Distribution of SARS-CoV-2 spike protein (SP) and immune cell types in the spatial transcriptomic (ST) niches of HCC and CRC biopsies from COVID-19-recovered patients. (A–D) From left to right: HCC, HCC-adjacent normal, CRC, and CRC-adjacent normal tissues; ST niches (clusters 1–4) were determined using the spatially-aware BayesSpace (BS) transcriptomic clustering method. (E–L) RNAscope-detected SARS-CoV-2 SP was quantified in regions of interest (marked as boxes) in the Visium-defined ST niches (E–H); see Supplementary Table 2 for raw data and assignment of ROIs to ST niches. Bar charts (I–L) show the relative SP counts in the ST niches; SP counts in ROIs assigned to the same ST niche were averaged. Areas with poor staining quality (F) and smooth muscle and collagen (H, L) were omitted. (M) Distribution of immune cell abundance (estimated by a deconvolution-based microenvironment cell population-counter) in ST niches. The orange stars indicate viral-high regions (ST niches with the highest SARS-CoV-2 SP counts).

Figure 3

Spatial colocalization of immune cell types and COVID immune response. (A–D) Immune cell types (determined by a deconvolution-based microenvironment cell population-counter) and COVID immune responses (quantified as enrichment scores for the COVID response-associated gene signatures reported in Lee et al. (15) within the viral-high regions in HCC (A) and CRC (C) tumors and the corresponding adjacent normal tissues (B, D, respectively). Lymphocyte and myeloid-associated COVID responses are represented by triangles and circles, respectively. The vertical green dashed line delineates log-fold change (FC) = 0 (log-FC > 0 for cell types with higher COVID immune scores in Visium spots where the immune cell type was detected than in spots where it was not detected).

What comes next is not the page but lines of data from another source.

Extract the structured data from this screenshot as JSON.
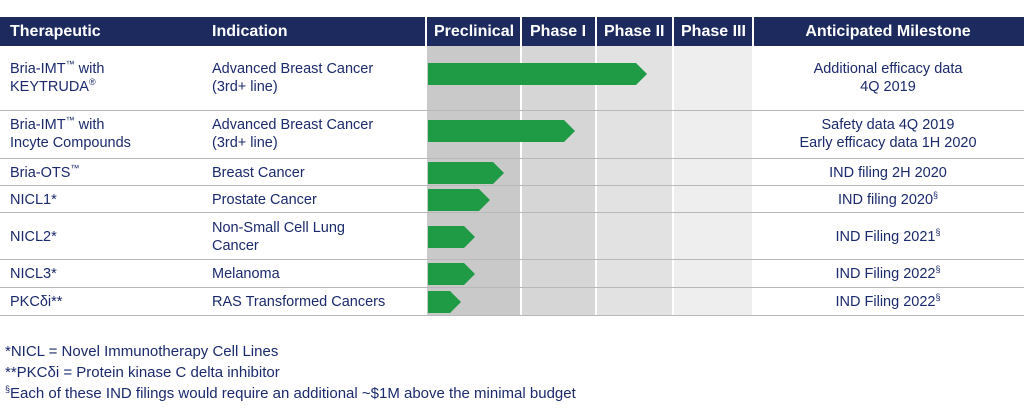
{
  "header": {
    "therapeutic": "Therapeutic",
    "indication": "Indication",
    "preclinical": "Preclinical",
    "phase1": "Phase I",
    "phase2": "Phase II",
    "phase3": "Phase III",
    "milestone": "Anticipated Milestone"
  },
  "rows": [
    {
      "therapeutic_l1": "Bria-IMT",
      "tm1": "™",
      "therapeutic_l1b": " with",
      "therapeutic_l2": "KEYTRUDA",
      "reg": "®",
      "indication_l1": "Advanced Breast Cancer",
      "indication_l2": "(3rd+ line)",
      "milestone_l1": "Additional efficacy data",
      "milestone_l2": "4Q 2019",
      "progress": 0.98
    },
    {
      "therapeutic_l1": "Bria-IMT",
      "tm1": "™",
      "therapeutic_l1b": " with",
      "therapeutic_l2": "Incyte Compounds",
      "indication_l1": "Advanced Breast Cancer",
      "indication_l2": "(3rd+ line)",
      "milestone_l1": "Safety data 4Q 2019",
      "milestone_l2": "Early efficacy data 1H 2020",
      "progress": 0.66
    },
    {
      "therapeutic_l1": "Bria-OTS",
      "tm1": "™",
      "indication_l1": "Breast Cancer",
      "milestone_l1": "IND filing 2H 2020",
      "progress": 0.34
    },
    {
      "therapeutic_l1": "NICL1*",
      "indication_l1": "Prostate Cancer",
      "milestone_l1": "IND filing 2020",
      "sect": "§",
      "progress": 0.28
    },
    {
      "therapeutic_l1": "NICL2*",
      "indication_l1": "Non-Small Cell Lung",
      "indication_l2": "Cancer",
      "milestone_l1": "IND Filing 2021",
      "sect": "§",
      "progress": 0.21
    },
    {
      "therapeutic_l1": "NICL3*",
      "indication_l1": "Melanoma",
      "milestone_l1": "IND Filing 2022",
      "sect": "§",
      "progress": 0.21
    },
    {
      "therapeutic_l1": "PKCδi**",
      "indication_l1": "RAS Transformed Cancers",
      "milestone_l1": "IND Filing 2022",
      "sect": "§",
      "progress": 0.15
    }
  ],
  "footnotes": {
    "f1": "*NICL = Novel Immunotherapy Cell Lines",
    "f2": "**PKCδi = Protein kinase C delta inhibitor",
    "f3_mark": "§",
    "f3": "Each of these IND filings would require an additional ~$1M above the minimal budget"
  },
  "colors": {
    "header": "#1c2a5e",
    "arrow": "#1f9a45",
    "text": "#1a2a6c"
  }
}
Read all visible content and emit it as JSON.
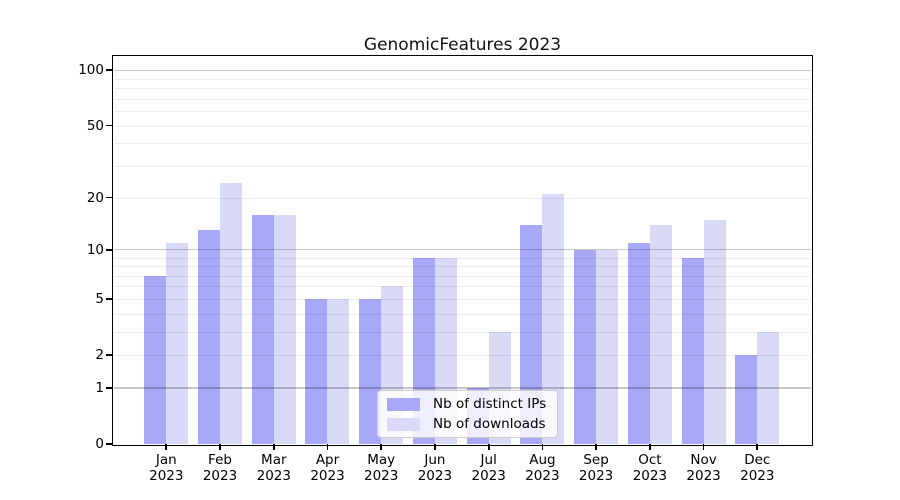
{
  "chart_data": {
    "type": "bar",
    "title": "GenomicFeatures 2023",
    "categories": [
      "Jan 2023",
      "Feb 2023",
      "Mar 2023",
      "Apr 2023",
      "May 2023",
      "Jun 2023",
      "Jul 2023",
      "Aug 2023",
      "Sep 2023",
      "Oct 2023",
      "Nov 2023",
      "Dec 2023"
    ],
    "series": [
      {
        "name": "Nb of distinct IPs",
        "color": "#a8a8f8",
        "values": [
          7,
          13,
          16,
          5,
          5,
          9,
          1,
          14,
          10,
          11,
          9,
          2
        ]
      },
      {
        "name": "Nb of downloads",
        "color": "#d9d9f8",
        "values": [
          11,
          24,
          16,
          5,
          6,
          9,
          3,
          21,
          10,
          14,
          15,
          3
        ]
      }
    ],
    "xlabel": "",
    "ylabel": "",
    "y_axis": {
      "scale": "log1p",
      "ylim": [
        0,
        118
      ],
      "tick_labels": [
        0,
        1,
        2,
        5,
        10,
        20,
        50,
        100
      ],
      "grid_major": [
        1,
        10,
        100
      ],
      "grid_minor": [
        2,
        3,
        4,
        5,
        6,
        7,
        8,
        9,
        20,
        30,
        40,
        50,
        60,
        70,
        80,
        90
      ]
    },
    "grid": "horizontal",
    "legend_position": "lower center inside plot"
  }
}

The horizontal green dashed line represents P = 0.05; above the line, P < 0.05. Red text and annotations represent P < 0.005. P-values were computed using the Kruskal-Wallis test. CTLs, cytotoxic lymphocytes; DCs, dendritic cells.

Figure 4

Spatial associations of immune cell types and immuno-predictive scores (IMPRES) in individual spatial transcriptomic niches. From left to right, BayesSpace (BS) clusters 1–4 in HCC, HCC-adjacent normal tissue, CRC, and CRC-adjacent normal tissue are shown. Each BS cluster was stratified by the presence of the immune cell of interest (determined by a deconvolution-based microenvironment cell population-counter) as follows: B lineage, T cells, CD8⁺ T cells, cytotoxic lymphocytes, NK cells, myeloid dendritic cells, monocytic lineage, and neutrophils (from top to bottom). Orange stars indicate viral-high regions (transcriptomic niches with the highest SARS-CoV-2 spike protein/nucleocapsid protein counts); red arrows indicate higher IMPRES scores in Visium spots analyzed for B lineage cells, T cells, and cytotoxic lymphocytes within the viral-high regions.